Interestingly, HLG is set to be the principal sponsor in the first Islamic Museum to be built in Australia. Expected to be the country’s centre for Islamic art, education and culture, Leighton Contractors envisage completing the building by 2014.
The Central Bank estimates that it will make a reduced US$ 820 million profit next year with revenues expected to reach over US$ 1.06 billion and expenditures in the region of US$ 240 million. This year the profit is expected to be in excess of US$ 1 billion.
Emirates NBD has laid out US$ 500 million to purchase the Egyptian arm of BNP Paribas, just days after Qatar National Bank spent US$ 2 billion for Société Générales operations in the same country. Time will tell whether this proves to be money well spent or the French knew something that the buyers did not.
Despite some banks – including HSBC, Deutsche Bank, Morgan Stanley and Credit Suisse – moving services away from Dubai to Qatar and elsewhere, Barclays have decided to boost its corporate banking operation here and wants to develop the emirate as the regional hub.
As intimated in a recent blog, UBS were in trouble again, this time with the authorities in three jurisdictions – USA, UK and Japan. For its unethical and immoral role in the interest rate manipulation, the Swiss bank will be fined US$ 1.6 billion. RBS is lining up behind with a possible fine of US$ 570 billion in the offing. The first bank to get into trouble was Barclays who in June agreed to settle on a fine of US$ 470 billion. These banks have been cooperative with investigators but other financial institutions have been less so and will not be treated as leniently.

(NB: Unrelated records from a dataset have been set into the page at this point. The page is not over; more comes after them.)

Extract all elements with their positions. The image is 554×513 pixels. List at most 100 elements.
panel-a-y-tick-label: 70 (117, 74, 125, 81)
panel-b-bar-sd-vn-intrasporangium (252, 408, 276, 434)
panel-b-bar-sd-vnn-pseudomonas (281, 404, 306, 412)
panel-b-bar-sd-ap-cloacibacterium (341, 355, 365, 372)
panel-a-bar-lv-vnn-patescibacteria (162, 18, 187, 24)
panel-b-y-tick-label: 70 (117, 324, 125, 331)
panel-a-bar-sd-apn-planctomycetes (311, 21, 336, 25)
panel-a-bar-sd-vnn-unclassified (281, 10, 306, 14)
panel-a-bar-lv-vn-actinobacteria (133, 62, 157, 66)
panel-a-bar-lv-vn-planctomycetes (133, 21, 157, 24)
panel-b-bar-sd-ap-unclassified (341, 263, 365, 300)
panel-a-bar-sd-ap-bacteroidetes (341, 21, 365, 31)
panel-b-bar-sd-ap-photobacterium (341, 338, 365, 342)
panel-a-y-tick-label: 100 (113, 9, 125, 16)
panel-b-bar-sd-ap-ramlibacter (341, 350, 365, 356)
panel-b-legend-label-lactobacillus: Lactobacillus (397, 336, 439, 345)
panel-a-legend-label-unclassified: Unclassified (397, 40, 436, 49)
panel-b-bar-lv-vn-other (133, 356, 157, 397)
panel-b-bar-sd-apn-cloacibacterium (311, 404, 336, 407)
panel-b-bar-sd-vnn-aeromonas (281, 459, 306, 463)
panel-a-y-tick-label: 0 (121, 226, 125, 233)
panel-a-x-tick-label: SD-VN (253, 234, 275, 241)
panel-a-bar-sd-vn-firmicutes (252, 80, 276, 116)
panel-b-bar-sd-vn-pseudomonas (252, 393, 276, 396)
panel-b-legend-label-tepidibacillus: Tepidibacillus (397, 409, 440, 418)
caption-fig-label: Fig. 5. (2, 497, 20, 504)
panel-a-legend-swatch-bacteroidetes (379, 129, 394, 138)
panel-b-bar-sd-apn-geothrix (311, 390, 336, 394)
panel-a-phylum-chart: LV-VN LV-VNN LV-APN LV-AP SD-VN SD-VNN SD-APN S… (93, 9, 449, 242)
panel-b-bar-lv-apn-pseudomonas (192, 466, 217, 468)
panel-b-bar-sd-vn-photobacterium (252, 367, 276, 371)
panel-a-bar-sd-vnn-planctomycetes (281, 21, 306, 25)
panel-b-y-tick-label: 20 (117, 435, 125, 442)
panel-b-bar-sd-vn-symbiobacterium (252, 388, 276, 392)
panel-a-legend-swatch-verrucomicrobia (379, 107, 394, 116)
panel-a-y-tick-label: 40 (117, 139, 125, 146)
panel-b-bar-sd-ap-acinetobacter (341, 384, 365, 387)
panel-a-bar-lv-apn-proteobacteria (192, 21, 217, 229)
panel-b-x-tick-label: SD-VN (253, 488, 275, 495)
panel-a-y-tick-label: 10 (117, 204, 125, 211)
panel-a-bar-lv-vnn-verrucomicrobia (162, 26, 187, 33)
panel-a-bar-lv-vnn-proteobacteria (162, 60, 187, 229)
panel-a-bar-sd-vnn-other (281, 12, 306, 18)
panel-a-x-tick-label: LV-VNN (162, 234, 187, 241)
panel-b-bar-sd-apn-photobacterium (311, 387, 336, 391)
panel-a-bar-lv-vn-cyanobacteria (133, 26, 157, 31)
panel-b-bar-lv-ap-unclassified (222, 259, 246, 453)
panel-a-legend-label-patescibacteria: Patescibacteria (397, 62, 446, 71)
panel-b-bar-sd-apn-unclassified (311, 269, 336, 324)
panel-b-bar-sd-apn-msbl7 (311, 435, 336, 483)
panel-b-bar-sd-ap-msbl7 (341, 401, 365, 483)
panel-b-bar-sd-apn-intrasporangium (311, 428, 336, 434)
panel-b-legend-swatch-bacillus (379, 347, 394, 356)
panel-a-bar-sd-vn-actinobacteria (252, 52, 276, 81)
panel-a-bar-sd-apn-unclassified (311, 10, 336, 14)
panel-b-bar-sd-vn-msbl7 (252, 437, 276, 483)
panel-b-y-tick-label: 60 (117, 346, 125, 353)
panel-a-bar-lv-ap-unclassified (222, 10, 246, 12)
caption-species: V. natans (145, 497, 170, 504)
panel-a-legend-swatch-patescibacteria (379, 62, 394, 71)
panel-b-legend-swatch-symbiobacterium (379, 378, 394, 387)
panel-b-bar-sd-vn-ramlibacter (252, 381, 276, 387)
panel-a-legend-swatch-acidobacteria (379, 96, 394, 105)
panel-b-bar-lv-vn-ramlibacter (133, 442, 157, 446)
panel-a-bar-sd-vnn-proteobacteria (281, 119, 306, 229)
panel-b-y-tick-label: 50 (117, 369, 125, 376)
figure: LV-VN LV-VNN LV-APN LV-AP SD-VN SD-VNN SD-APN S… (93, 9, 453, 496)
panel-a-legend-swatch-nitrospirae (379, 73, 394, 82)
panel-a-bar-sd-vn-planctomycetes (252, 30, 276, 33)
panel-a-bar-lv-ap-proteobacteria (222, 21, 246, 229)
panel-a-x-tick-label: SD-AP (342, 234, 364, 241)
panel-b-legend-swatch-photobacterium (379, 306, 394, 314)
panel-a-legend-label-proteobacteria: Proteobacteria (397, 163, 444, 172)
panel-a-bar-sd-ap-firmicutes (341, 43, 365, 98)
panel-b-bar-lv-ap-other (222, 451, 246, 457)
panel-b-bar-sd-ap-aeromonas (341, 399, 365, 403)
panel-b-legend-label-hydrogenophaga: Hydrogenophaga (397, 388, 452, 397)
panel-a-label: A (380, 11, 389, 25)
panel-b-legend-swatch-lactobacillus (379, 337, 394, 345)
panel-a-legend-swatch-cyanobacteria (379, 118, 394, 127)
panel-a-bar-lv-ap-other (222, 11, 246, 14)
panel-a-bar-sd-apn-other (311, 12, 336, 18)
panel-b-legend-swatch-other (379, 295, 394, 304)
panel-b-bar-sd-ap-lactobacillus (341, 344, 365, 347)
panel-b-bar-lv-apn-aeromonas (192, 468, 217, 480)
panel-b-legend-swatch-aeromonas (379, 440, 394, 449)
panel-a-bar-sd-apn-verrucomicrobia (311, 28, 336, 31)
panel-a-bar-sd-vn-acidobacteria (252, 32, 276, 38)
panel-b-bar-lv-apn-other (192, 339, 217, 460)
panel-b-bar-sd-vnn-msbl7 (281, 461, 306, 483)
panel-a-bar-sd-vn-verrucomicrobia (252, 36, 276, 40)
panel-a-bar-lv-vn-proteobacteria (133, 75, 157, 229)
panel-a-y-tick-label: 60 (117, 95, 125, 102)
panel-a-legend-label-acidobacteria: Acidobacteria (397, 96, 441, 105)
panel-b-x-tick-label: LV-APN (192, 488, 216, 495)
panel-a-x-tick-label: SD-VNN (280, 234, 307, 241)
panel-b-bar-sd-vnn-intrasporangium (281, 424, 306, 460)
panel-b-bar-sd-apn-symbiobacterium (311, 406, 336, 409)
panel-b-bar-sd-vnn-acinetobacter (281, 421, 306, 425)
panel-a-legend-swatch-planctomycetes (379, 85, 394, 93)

Seeing these massive fines begs the question of who actually pays for these apparent fraudulent misdemeanours. The simple answer is the poor customer picks up the bill for the banks’ profligates, as can be seen by their continuing huge profits and fat cat pay packets.
Yet another country has cut its growth forecast; this time, India started the year expecting a 7.85% increase in its 2012 GDP, now slashed by 22% to 5.8% and even that figure may be problematic. Prior to the GFC, double digit expansion was the norm in a country that has never had growth at less than 6.5% over the past ten years. Some estimate that India has to grow at 8% just to keep its economic head above water.
Italy’s technocratic PM, Mario Monti, has resigned leaving a country worse off than when he took office 13 months ago, now with a smaller economy, higher taxes and rising unemployment. It is forecast that the country’s GDP will contract 2.1% this year and unemployment, currently at 11.1%, will continue at this damagingly high level.
After Italy, France is the next country to come under the spotlight. Recent growth has been sluggish – at 1.7% in 2011, an expected 0.2% this year and not much better in 2013. This means that Francois Hollande will miss his (and the eurozone’s rules) target of reducing public debt to 3% next year, with 4% being closer to the mark.
By the end of the week, it became apparent that House Speaker, John Boener, may well abandon a vote on “Plan B” which would then see the US teeter closer to the financial cliff. “Plan B” included extending the Bush-era tax cuts for all Americans, except those earning in excess of US$ 1 million. If no progress is made then the automatic tax hikes and spending cuts kick in on 01 January.
In Eastern Democratic Republic of Congo, Monusco, the UN-backed peacekeeping force, failed to stop the Rwanda-backed M23 from taking over the third largest city, Kisangani. In the past decade, it is estimated that at least 5.5 million people have died. The Syrian war continues unabated with at least 50,000 deaths and now there is the distinct prospect of chemical warfare. In the US, the last victims of the Newtown School massacre have been laid to rest and, if nothing is done about the US archaic gun laws, it will happen again. Silent Night, Holy Night. All is Calm, All is Bright. Some hope!